Einst war einer wie der Porsche Cayenne Turbo nahezu allein auf weiter Flur. Ein aufgeladener Achtzylinder sorgte für Fahrleistungen, dass nicht nur dem Fahrer Hören und Sehen verging. Doch die Konkurrenz hat mittlerweile nicht nur auf-, sondern bisweilen auch überholt und das ist für ein Topmodell aus dem Hause Porsche eine wahre Majestätsbeleidigung. Um so mehr, als mittlerweile selbst Modelle von Schwesterfirmen neue Bestmarken in Sachen Fahrdynamik setzen. So ärgert den 550 PS starken Porsche Cayenne Turbo nicht allein ein BMW X5 M / X6 M oder ein Mercedes AMG GLS, sondern auch die potente Konzernware wie ein Bentley Bentayga Speed, ein Audi RS Q8 oder speziell der Lamborghini Urus , die zum Teil über 300 km/h schnell laufen.

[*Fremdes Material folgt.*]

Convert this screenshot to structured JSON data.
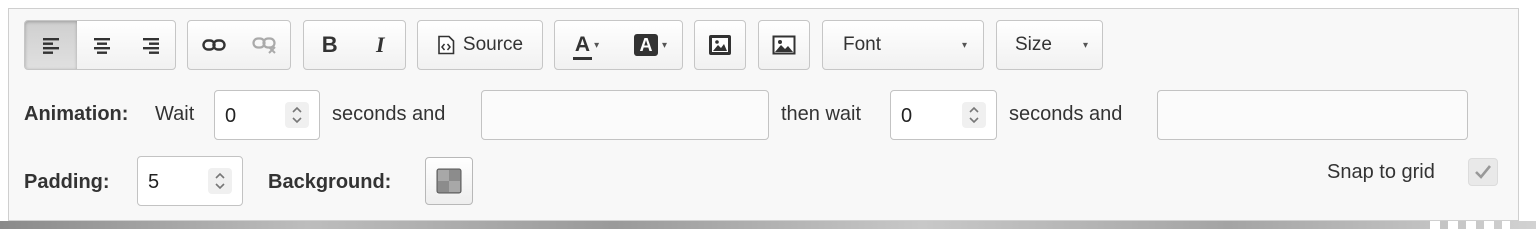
{
  "toolbar": {
    "align_left_icon": "align-left-icon",
    "align_center_icon": "align-center-icon",
    "align_right_icon": "align-right-icon",
    "link_icon": "link-icon",
    "unlink_icon": "unlink-icon",
    "bold_label": "B",
    "italic_label": "I",
    "source_label": "Source",
    "text_color_label": "A",
    "bg_color_label": "A",
    "font_label": "Font",
    "size_label": "Size"
  },
  "animation": {
    "label": "Animation:",
    "wait_label": "Wait",
    "wait_value": "0",
    "seconds_and_1": "seconds and",
    "effect_1_value": "",
    "then_wait_label": "then wait",
    "then_wait_value": "0",
    "seconds_and_2": "seconds and",
    "effect_2_value": ""
  },
  "padding": {
    "label": "Padding:",
    "value": "5"
  },
  "background": {
    "label": "Background:"
  },
  "snap": {
    "label": "Snap to grid",
    "checked": true
  },
  "colors": {
    "active_button_bg": "#d3d3d3",
    "panel_bg": "#f8f8f8"
  }
}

Im Sommer gibt es aus Zuffenhausen eine Antwort, die sich gewaschen hat. Allein beim exakten Namen will sich das Entwicklungsteam noch nicht aus der Reserve locken lassen, doch wie der Bolide fährt, darauf ist man stolz und das - wenig überraschend - allemal zurecht. Mit 640 PS und einem Leistungsnachschlag von 90 trampelnden Pferden lässt der sportlichste aller Cayenne die meisten seiner Konkurrenten hinter sich. Ein Dreh am Starter und der V8-Doppelturbo erweckt sonor grollend zu imposantem Klang. Keine Frage, dieser Achtzylinder hat es boxhandschuhdick hinter seinen abstehenden Ohren.

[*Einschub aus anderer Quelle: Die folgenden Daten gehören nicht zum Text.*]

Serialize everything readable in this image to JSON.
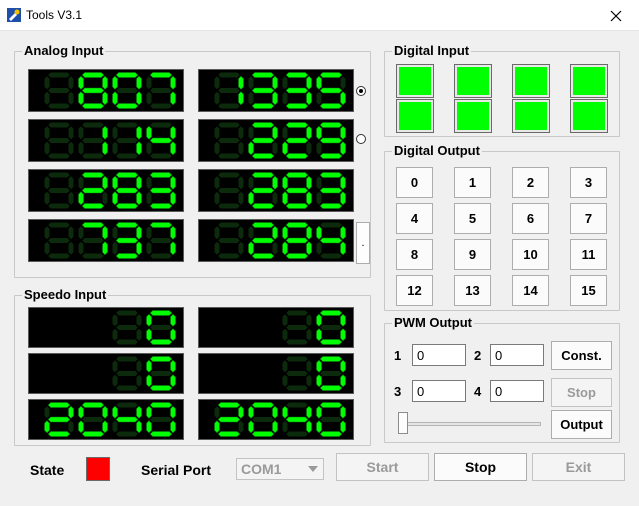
{
  "window": {
    "title": "Tools V3.1"
  },
  "colors": {
    "lcd_on": "#00ff00",
    "lcd_off": "#0c2a0c",
    "led_on": "#00ff00",
    "state": "#ff0000"
  },
  "analog_input": {
    "label": "Analog Input",
    "displays": [
      "807",
      "1335",
      "114",
      "229",
      "283",
      "283",
      "737",
      "284"
    ],
    "radio_selected": 0,
    "small_button_label": "."
  },
  "speedo_input": {
    "label": "Speedo Input",
    "displays": [
      "0",
      "0",
      "0",
      "0",
      "2040",
      "2040"
    ]
  },
  "digital_input": {
    "label": "Digital Input",
    "leds": [
      true,
      true,
      true,
      true,
      true,
      true,
      true,
      true
    ]
  },
  "digital_output": {
    "label": "Digital Output",
    "buttons": [
      "0",
      "1",
      "2",
      "3",
      "4",
      "5",
      "6",
      "7",
      "8",
      "9",
      "10",
      "11",
      "12",
      "13",
      "14",
      "15"
    ]
  },
  "pwm_output": {
    "label": "PWM Output",
    "channels": [
      {
        "label": "1",
        "value": "0"
      },
      {
        "label": "2",
        "value": "0"
      },
      {
        "label": "3",
        "value": "0"
      },
      {
        "label": "4",
        "value": "0"
      }
    ],
    "const_label": "Const.",
    "stop_label": "Stop",
    "output_label": "Output",
    "slider_value": 0
  },
  "status": {
    "state_label": "State",
    "serial_label": "Serial Port",
    "serial_port": "COM1"
  },
  "controls": {
    "start_label": "Start",
    "stop_label": "Stop",
    "exit_label": "Exit"
  }
}
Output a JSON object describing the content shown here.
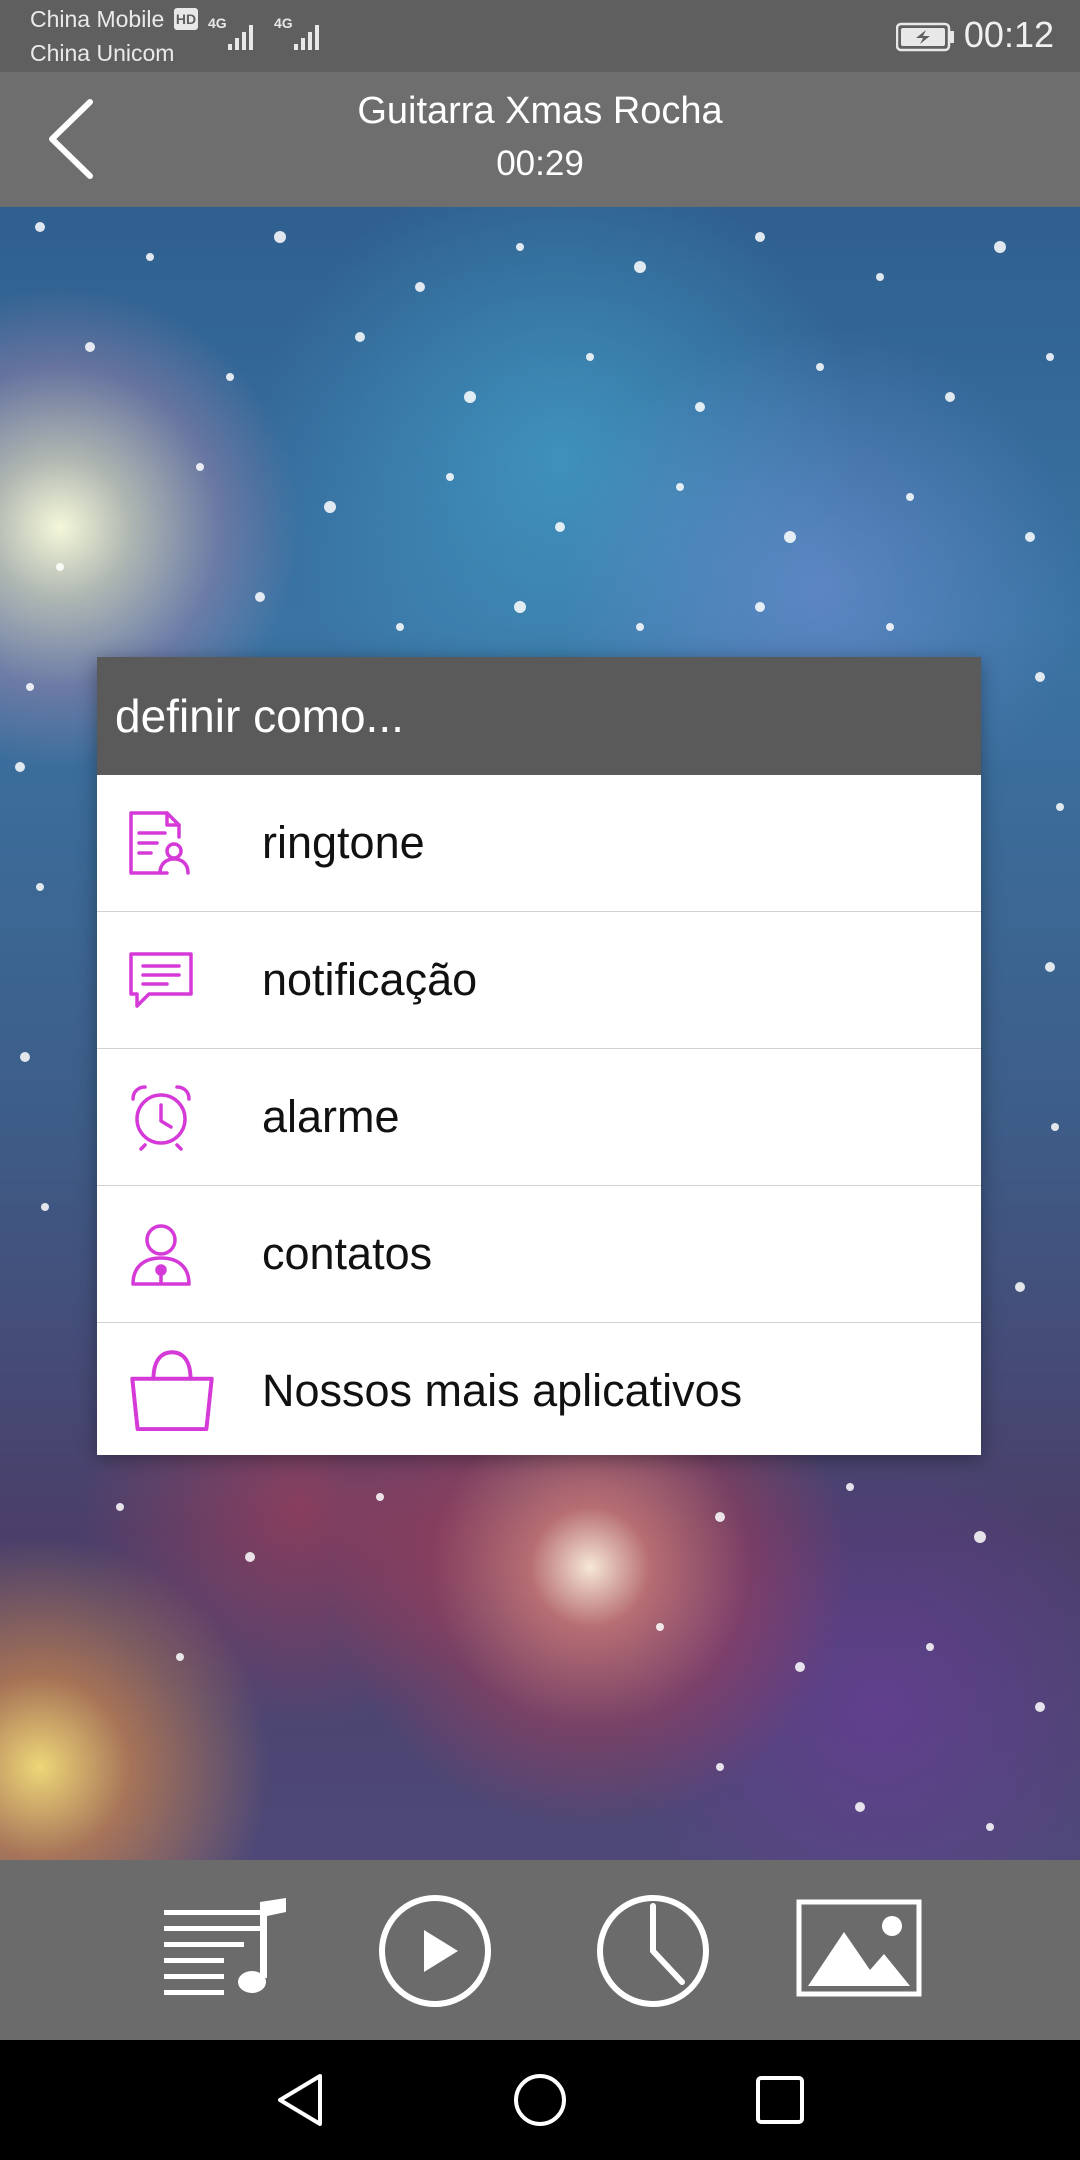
{
  "status_bar": {
    "carrier_1": "China Mobile",
    "hd_badge": "HD",
    "carrier_2": "China Unicom",
    "network_1": "4G",
    "network_2": "4G",
    "time": "00:12"
  },
  "header": {
    "title": "Guitarra Xmas Rocha",
    "duration": "00:29",
    "back_icon": "chevron-left-icon"
  },
  "dialog": {
    "title": "definir como...",
    "accent_color": "#d53ad8",
    "items": [
      {
        "label": "ringtone",
        "icon": "ringtone-contact-icon"
      },
      {
        "label": "notificação",
        "icon": "message-icon"
      },
      {
        "label": "alarme",
        "icon": "alarm-clock-icon"
      },
      {
        "label": "contatos",
        "icon": "contact-lock-icon"
      },
      {
        "label": "Nossos mais aplicativos",
        "icon": "shopping-bag-icon"
      }
    ]
  },
  "toolbar": {
    "buttons": [
      {
        "icon": "playlist-icon"
      },
      {
        "icon": "play-icon"
      },
      {
        "icon": "clock-icon"
      },
      {
        "icon": "image-icon"
      }
    ]
  },
  "nav_bar": {
    "buttons": [
      {
        "icon": "back-triangle-icon"
      },
      {
        "icon": "home-circle-icon"
      },
      {
        "icon": "recents-square-icon"
      }
    ]
  }
}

Optisch ist der Auftritt dagegen recht dezent, was nicht zuletzt an der schwarzen Lackierung des Prototypens und einiger Tarnelemente liegt. Für den perfekten Kraftmeierklang sorgt eine Titanabgasanlage, die mittig aus dem Heckdiffusor des allein als Cayenne Coupé angebotenen Porsche herauslugt. Es geht auf der Landstraße von Stuttgart Richtung Hockenreimring, doch es braucht keine Rennstrecke, um zu beweisen, zu was die Kirsche auf der Cayenne-Torte zu leisten im Stande ist. Der Entwicklungsingenieur auf dem Beifahrersitz erwähnt nicht ganz nebenbei, dass das neue Turbo-Coupé aus dem Stand in unter 3,5 Sekunden auf Tempo 100 spurtet. Damit ist das viersitzige Familienmodell genauso schnell wie der neue Vorzeige-Rennwagen aus Stuttgart namens Porsche 911 GT3.

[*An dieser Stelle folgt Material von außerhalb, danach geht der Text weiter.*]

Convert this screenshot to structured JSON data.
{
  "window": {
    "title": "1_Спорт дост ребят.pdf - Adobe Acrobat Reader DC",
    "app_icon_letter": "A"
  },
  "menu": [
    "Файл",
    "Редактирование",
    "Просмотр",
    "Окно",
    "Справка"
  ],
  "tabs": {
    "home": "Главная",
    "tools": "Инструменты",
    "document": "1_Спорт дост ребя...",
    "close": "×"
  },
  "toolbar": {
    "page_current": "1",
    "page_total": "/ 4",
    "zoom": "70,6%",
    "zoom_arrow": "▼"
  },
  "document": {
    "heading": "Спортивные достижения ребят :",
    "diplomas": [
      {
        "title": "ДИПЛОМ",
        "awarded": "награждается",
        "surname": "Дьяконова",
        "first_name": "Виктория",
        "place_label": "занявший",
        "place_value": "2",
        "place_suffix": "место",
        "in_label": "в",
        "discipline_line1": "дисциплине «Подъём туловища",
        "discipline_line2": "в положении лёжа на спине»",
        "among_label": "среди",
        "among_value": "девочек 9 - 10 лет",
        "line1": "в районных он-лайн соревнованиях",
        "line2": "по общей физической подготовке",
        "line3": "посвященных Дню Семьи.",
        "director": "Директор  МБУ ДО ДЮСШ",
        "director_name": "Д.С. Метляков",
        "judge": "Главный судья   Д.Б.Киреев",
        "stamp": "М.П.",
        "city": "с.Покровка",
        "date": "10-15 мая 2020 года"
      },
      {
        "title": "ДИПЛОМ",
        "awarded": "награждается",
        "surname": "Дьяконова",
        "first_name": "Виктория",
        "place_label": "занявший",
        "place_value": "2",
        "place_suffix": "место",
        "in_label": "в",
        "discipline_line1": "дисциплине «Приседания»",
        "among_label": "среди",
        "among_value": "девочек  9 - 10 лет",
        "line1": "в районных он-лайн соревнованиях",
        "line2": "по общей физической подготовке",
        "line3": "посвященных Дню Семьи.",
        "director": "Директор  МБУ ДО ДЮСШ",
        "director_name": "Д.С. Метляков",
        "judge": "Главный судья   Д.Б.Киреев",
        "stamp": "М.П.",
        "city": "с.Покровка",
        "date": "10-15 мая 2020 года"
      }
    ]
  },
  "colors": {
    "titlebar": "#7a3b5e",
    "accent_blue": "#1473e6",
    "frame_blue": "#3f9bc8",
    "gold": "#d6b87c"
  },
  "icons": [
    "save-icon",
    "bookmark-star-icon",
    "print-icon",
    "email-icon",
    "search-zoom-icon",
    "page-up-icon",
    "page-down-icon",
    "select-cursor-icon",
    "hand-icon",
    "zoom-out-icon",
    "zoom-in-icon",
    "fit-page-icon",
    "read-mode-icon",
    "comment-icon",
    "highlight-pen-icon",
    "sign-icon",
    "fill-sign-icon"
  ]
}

Erst einmal spielt die Höchstgeschwindigkeit auf der Landstraße keine Rolle, doch hier soll endlich auch die 300er-Marke fallen, an der sich der Porsche Cayenne in seinen Turbo-Versionen bisher mit 286 km/h deutlich die Zähne ausgebissen hat. Dabei reckt sich der ausfahrbare Heckspoiler wenig filigran ein paar Zentimeter höher in Luft, was für nennenswert mehr Anpressdruck bei hohen Geschwindigkeiten sorgt. 22-Zoll-Sportreifen sorgen an dem warmen Frühsommertag jedoch nicht für maximale Beschleunigung, sondern eine feine Rückmeldung von Fahrbahn und Kurvenradien. Dabei ist der Über-Cayenne sportlich abgestimmt, aber so kommod, dass man mit ihm bestens auch lange Strecken zurücklegen kann. Dass er das deutlich schneller als viele andere Fahrzeuge schafft, liegt an stattlichen 640 PS, die bei Bedarf nicht nur auf der Autobahn anschieben, als läge morgen bereits schon länger hinter einem. Die neue Quersperre an der Hinterachse sorgt dafür, dass die Motorleistung auch in Kurven nicht sinnlos in Qualm und Gummiabrieb aufgeht, sondern in maximalen Vortrieb umgewandelt werden kann. Das Paket selbst macht Laune und begeistert - auch wenn es sich bei der Kurvenfahrt um einen hoch bauenden SUV der Oberklasse handelt. Dabei ist man im Alltagsbetrieb zumeist flott, aber lässig unterwegs. Dabei heißt es aufpassen, denn der Kurvenjäger ist schneller unterwegs, als man es glauben mag.
Marktstart im Sommer
Dafür verzahnen sich die sportlichen Pirelli-P-Zero-Corsa-Räder an der Vorderachse im Format 285/35 ZR 22 ebenso bissig mit dem Asphalt wie 315er-Pneus am Heck. Die neue Felgendimension 10,5 J x 22 / 11,5 J x 22 lässt die Spur ein Zoll breiter als beim bisherigen Topmodell Cayenne Turbo werden. Technische Feinheiten, die im Paket einen nennenswerten Unterschied ausmachen, der sich zumindest im Grenzbereich allemal erfahren lässt.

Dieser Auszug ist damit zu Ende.